First and foremost, incapacitation should not be confused with poor judgment or foolishness. A difference of opinion regarding how or where to spend money, or what action to take, is not usually the basis for establishing a guardianship arrangement. And there can be varying degrees of authority and control in a relationship where one person is helping another, especially if the person fully consents to the assistance being offered.

Power of Attorney. In this arrangement, a document is executed by one person, the "principal," giving authority to another person, the "agent," to perform some or a variety of tasks on behalf of the principal. A general power of attorney gives the agent a broad array of capacity to manage the principal's affairs. If the power of attorney is also "durable," then the authority granted under it will continue even if the principal becomes incapacitated at some point in time, whether temporarily or indefinitely. Under these circumstances, an agent could continue to assist the principal in many activities.

Guardianship. To acquire the formal title and role of a Guardian, a person must first file a petition for a hearing to be held in the Circuit Court of the jurisdiction where the parties reside. A judge will decide based upon evidence presented whether a person is incapacitated within the meaning of Virginia law, and if so, how broad or limited a Guardian's authority should be in making decisions for him or her. In establishing the guidelines for a Guardian, the judge will try to preserve as much of the incapacitated person's independence as possible. The Order approved by the Court will state the extent of the Guardian's responsibility for making personal and care decisions, and may reserve and preserve some tasks as remaining within the incapacitated adult's control.

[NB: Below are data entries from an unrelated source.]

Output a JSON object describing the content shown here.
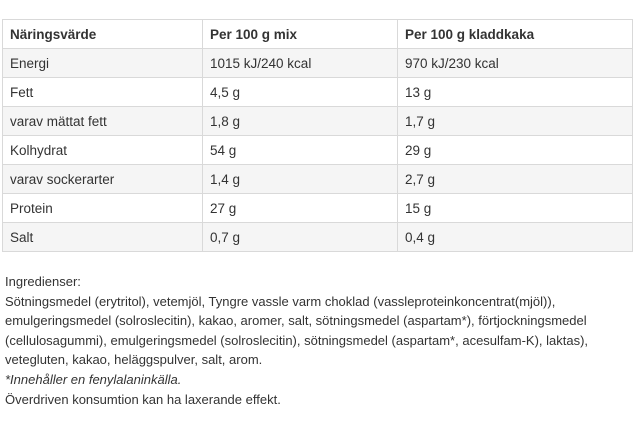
{
  "table": {
    "headers": [
      "Näringsvärde",
      "Per 100 g mix",
      "Per 100 g kladdkaka"
    ],
    "rows": [
      [
        "Energi",
        "1015 kJ/240 kcal",
        "970 kJ/230 kcal"
      ],
      [
        "Fett",
        "4,5 g",
        "13 g"
      ],
      [
        "varav mättat fett",
        "1,8 g",
        "1,7 g"
      ],
      [
        "Kolhydrat",
        "54 g",
        "29 g"
      ],
      [
        "varav sockerarter",
        "1,4 g",
        "2,7 g"
      ],
      [
        "Protein",
        "27 g",
        "15 g"
      ],
      [
        "Salt",
        "0,7 g",
        "0,4 g"
      ]
    ]
  },
  "ingredients": {
    "heading": "Ingredienser:",
    "lines": [
      "Sötningsmedel (erytritol), vetemjöl, Tyngre vassle varm choklad (vassleproteinkoncentrat(mjöl)),",
      "emulgeringsmedel (solroslecitin), kakao, aromer, salt, sötningsmedel (aspartam*), förtjockningsmedel",
      "(cellulosagummi), emulgeringsmedel (solroslecitin), sötningsmedel (aspartam*, acesulfam-K), laktas),",
      "vetegluten, kakao, heläggspulver, salt, arom."
    ],
    "footnote": "*Innehåller en fenylalaninkälla.",
    "warning": "Överdriven konsumtion kan ha laxerande effekt."
  }
}
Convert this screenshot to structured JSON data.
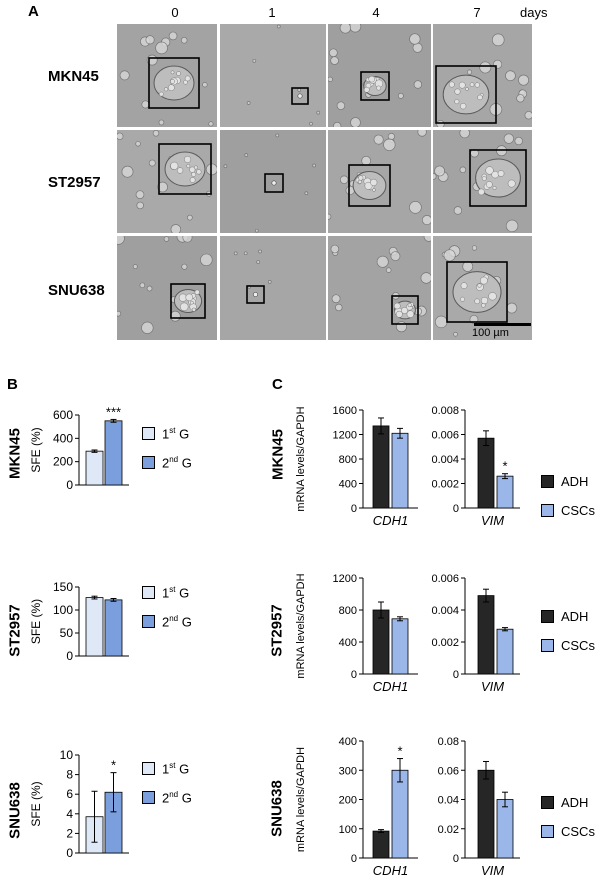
{
  "panelA": {
    "letter": "A",
    "days": [
      "0",
      "1",
      "4",
      "7"
    ],
    "days_unit": "days",
    "rows": [
      "MKN45",
      "ST2957",
      "SNU638"
    ],
    "scale_bar": "100 µm"
  },
  "panelB": {
    "letter": "B",
    "rows": [
      "MKN45",
      "ST2957",
      "SNU638"
    ],
    "legend": {
      "g1_base": "1",
      "g1_sup": "st",
      "g1_tail": " G",
      "g2_base": "2",
      "g2_sup": "nd",
      "g2_tail": " G"
    },
    "colors": {
      "g1": "#dfe8f7",
      "g2": "#7b9fdc"
    }
  },
  "panelC": {
    "letter": "C",
    "rows": [
      "MKN45",
      "ST2957",
      "SNU638"
    ],
    "legend": [
      "ADH",
      "CSCs"
    ],
    "genes": [
      "CDH1",
      "VIM"
    ],
    "colors": {
      "adh": "#262626",
      "cscs": "#9bb7ea"
    }
  },
  "chart_data": [
    {
      "id": "B-MKN45",
      "type": "bar",
      "categories": [
        "1st G",
        "2nd G"
      ],
      "values": [
        290,
        550
      ],
      "errors": [
        10,
        12
      ],
      "ylabel": "SFE (%)",
      "ylim": [
        0,
        600
      ],
      "yticks": [
        0,
        200,
        400,
        600
      ],
      "annotation": "***"
    },
    {
      "id": "B-ST2957",
      "type": "bar",
      "categories": [
        "1st G",
        "2nd G"
      ],
      "values": [
        127,
        122
      ],
      "errors": [
        3,
        3
      ],
      "ylabel": "SFE (%)",
      "ylim": [
        0,
        150
      ],
      "yticks": [
        0,
        50,
        100,
        150
      ],
      "annotation": ""
    },
    {
      "id": "B-SNU638",
      "type": "bar",
      "categories": [
        "1st G",
        "2nd G"
      ],
      "values": [
        3.7,
        6.2
      ],
      "errors": [
        2.6,
        2.0
      ],
      "ylabel": "SFE (%)",
      "ylim": [
        0,
        10
      ],
      "yticks": [
        0,
        2,
        4,
        6,
        8,
        10
      ],
      "annotation": "*"
    },
    {
      "id": "C-MKN45-CDH1",
      "type": "bar",
      "categories": [
        "ADH",
        "CSCs"
      ],
      "values": [
        1340,
        1220
      ],
      "errors": [
        130,
        80
      ],
      "xlabel": "CDH1",
      "ylabel": "mRNA levels/GAPDH",
      "ylim": [
        0,
        1600
      ],
      "yticks": [
        "0",
        "400",
        "800",
        "1200",
        "1600"
      ],
      "annotation": ""
    },
    {
      "id": "C-MKN45-VIM",
      "type": "bar",
      "categories": [
        "ADH",
        "CSCs"
      ],
      "values": [
        0.0057,
        0.0026
      ],
      "errors": [
        0.0006,
        0.0002
      ],
      "xlabel": "VIM",
      "ylim": [
        0,
        0.008
      ],
      "yticks": [
        "0",
        "0.002",
        "0.004",
        "0.006",
        "0.008"
      ],
      "annotation": "*"
    },
    {
      "id": "C-ST2957-CDH1",
      "type": "bar",
      "categories": [
        "ADH",
        "CSCs"
      ],
      "values": [
        800,
        690
      ],
      "errors": [
        100,
        25
      ],
      "xlabel": "CDH1",
      "ylabel": "mRNA levels/GAPDH",
      "ylim": [
        0,
        1200
      ],
      "yticks": [
        "0",
        "400",
        "800",
        "1200"
      ],
      "annotation": ""
    },
    {
      "id": "C-ST2957-VIM",
      "type": "bar",
      "categories": [
        "ADH",
        "CSCs"
      ],
      "values": [
        0.0049,
        0.0028
      ],
      "errors": [
        0.0004,
        0.0001
      ],
      "xlabel": "VIM",
      "ylim": [
        0,
        0.006
      ],
      "yticks": [
        "0",
        "0.002",
        "0.004",
        "0.006"
      ],
      "annotation": ""
    },
    {
      "id": "C-SNU638-CDH1",
      "type": "bar",
      "categories": [
        "ADH",
        "CSCs"
      ],
      "values": [
        92,
        300
      ],
      "errors": [
        5,
        40
      ],
      "xlabel": "CDH1",
      "ylabel": "mRNA levels/GAPDH",
      "ylim": [
        0,
        400
      ],
      "yticks": [
        "0",
        "100",
        "200",
        "300",
        "400"
      ],
      "annotation": "*"
    },
    {
      "id": "C-SNU638-VIM",
      "type": "bar",
      "categories": [
        "ADH",
        "CSCs"
      ],
      "values": [
        0.06,
        0.04
      ],
      "errors": [
        0.006,
        0.005
      ],
      "xlabel": "VIM",
      "ylim": [
        0,
        0.08
      ],
      "yticks": [
        "0",
        "0.02",
        "0.04",
        "0.06",
        "0.08"
      ],
      "annotation": ""
    }
  ]
}
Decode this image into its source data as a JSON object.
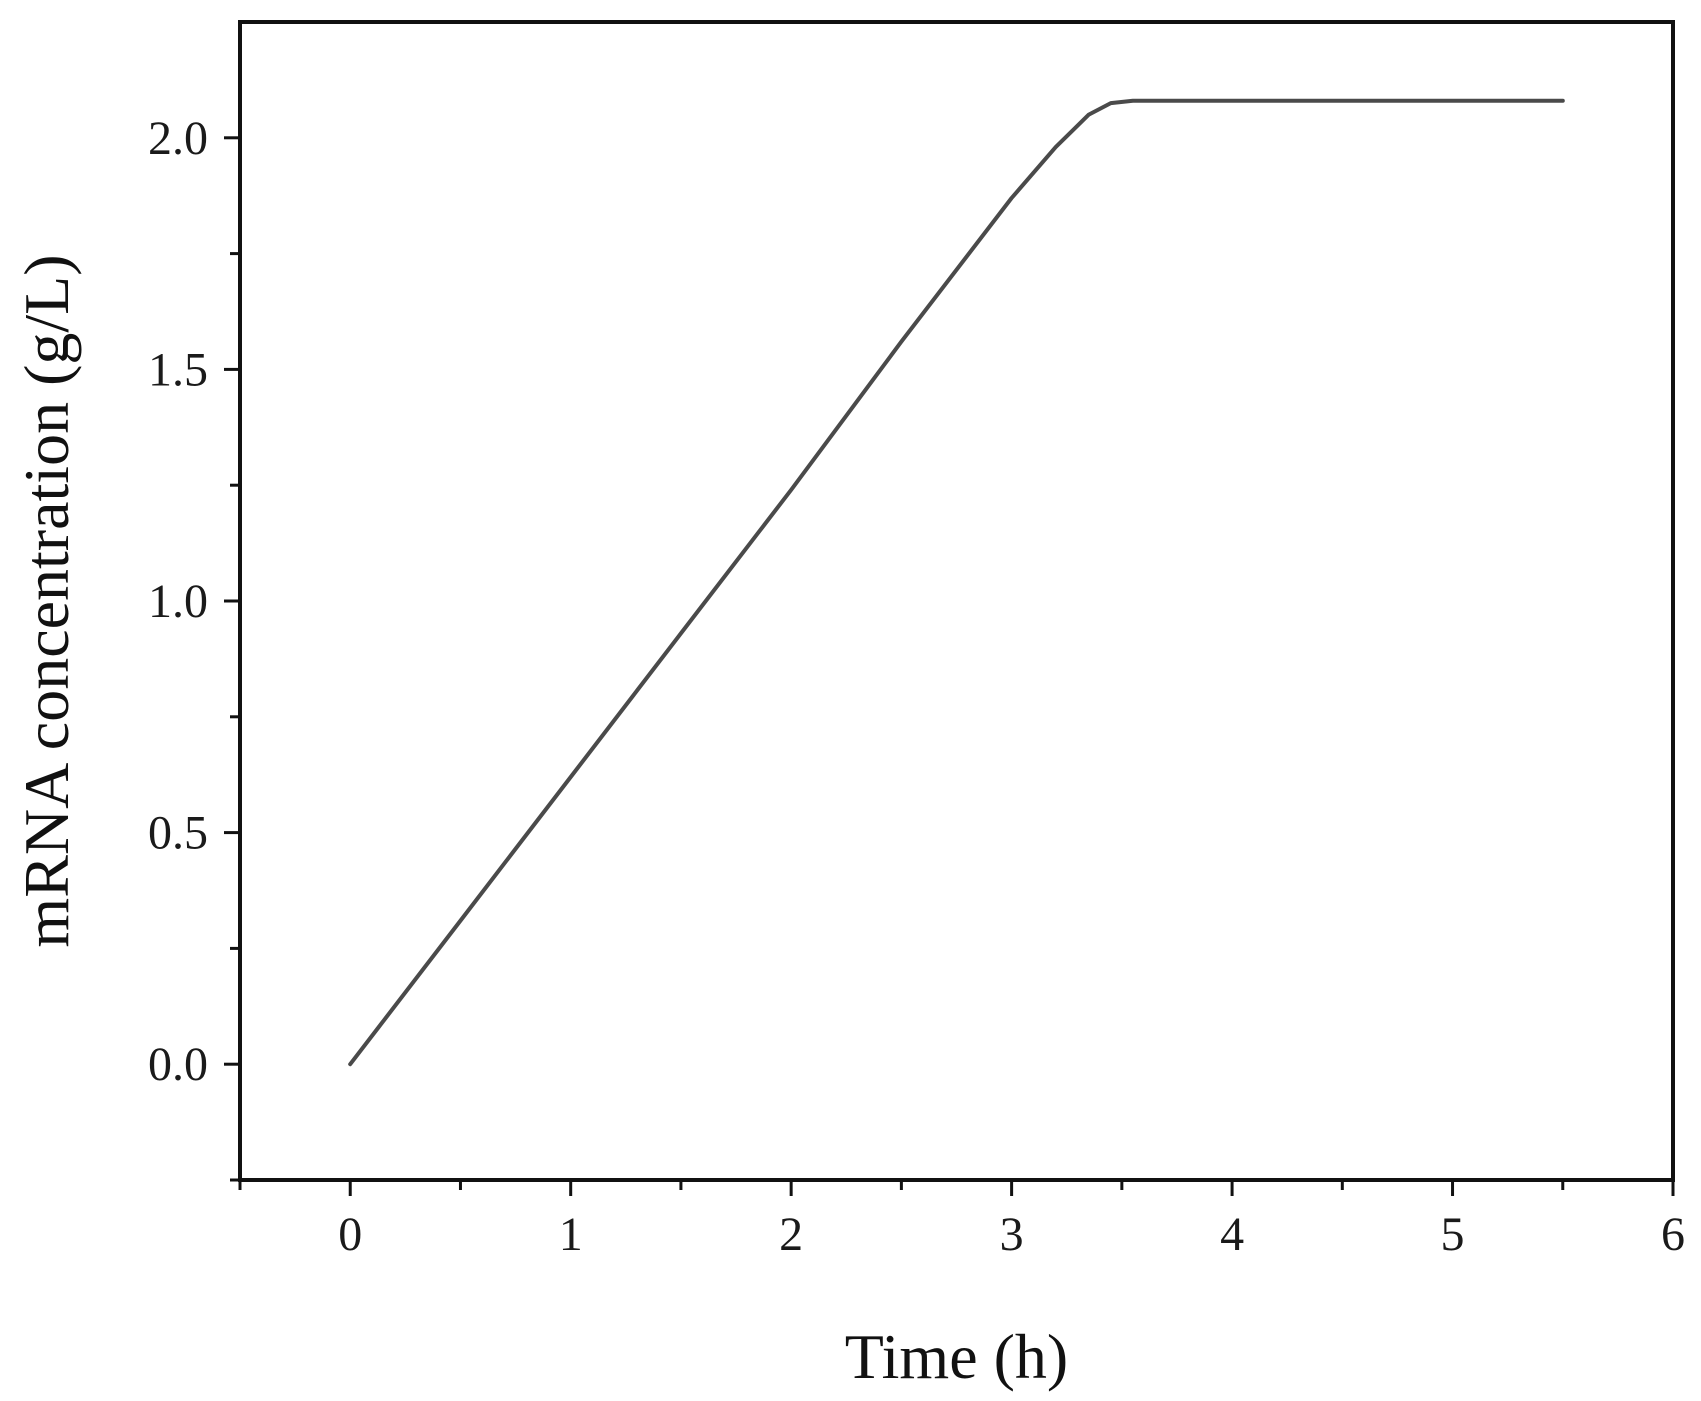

Conservatorship. This relationship focuses on the power to make financial decisions for the incapacitated person, either in a limited way or an all-encompassing way. It can include the duty to pay bills, invest money, sell property, or generally manage financial resources in a responsible way. The appointed Conservator is required to keep detailed records of all income received and funds expended so that the Court can periodically audit the books and confirm that a proper administration of the funds is occurring. A conservator is required to post a surety bond with the court to assure the proper handing of assets of the incapacitated person, consistent with the Order.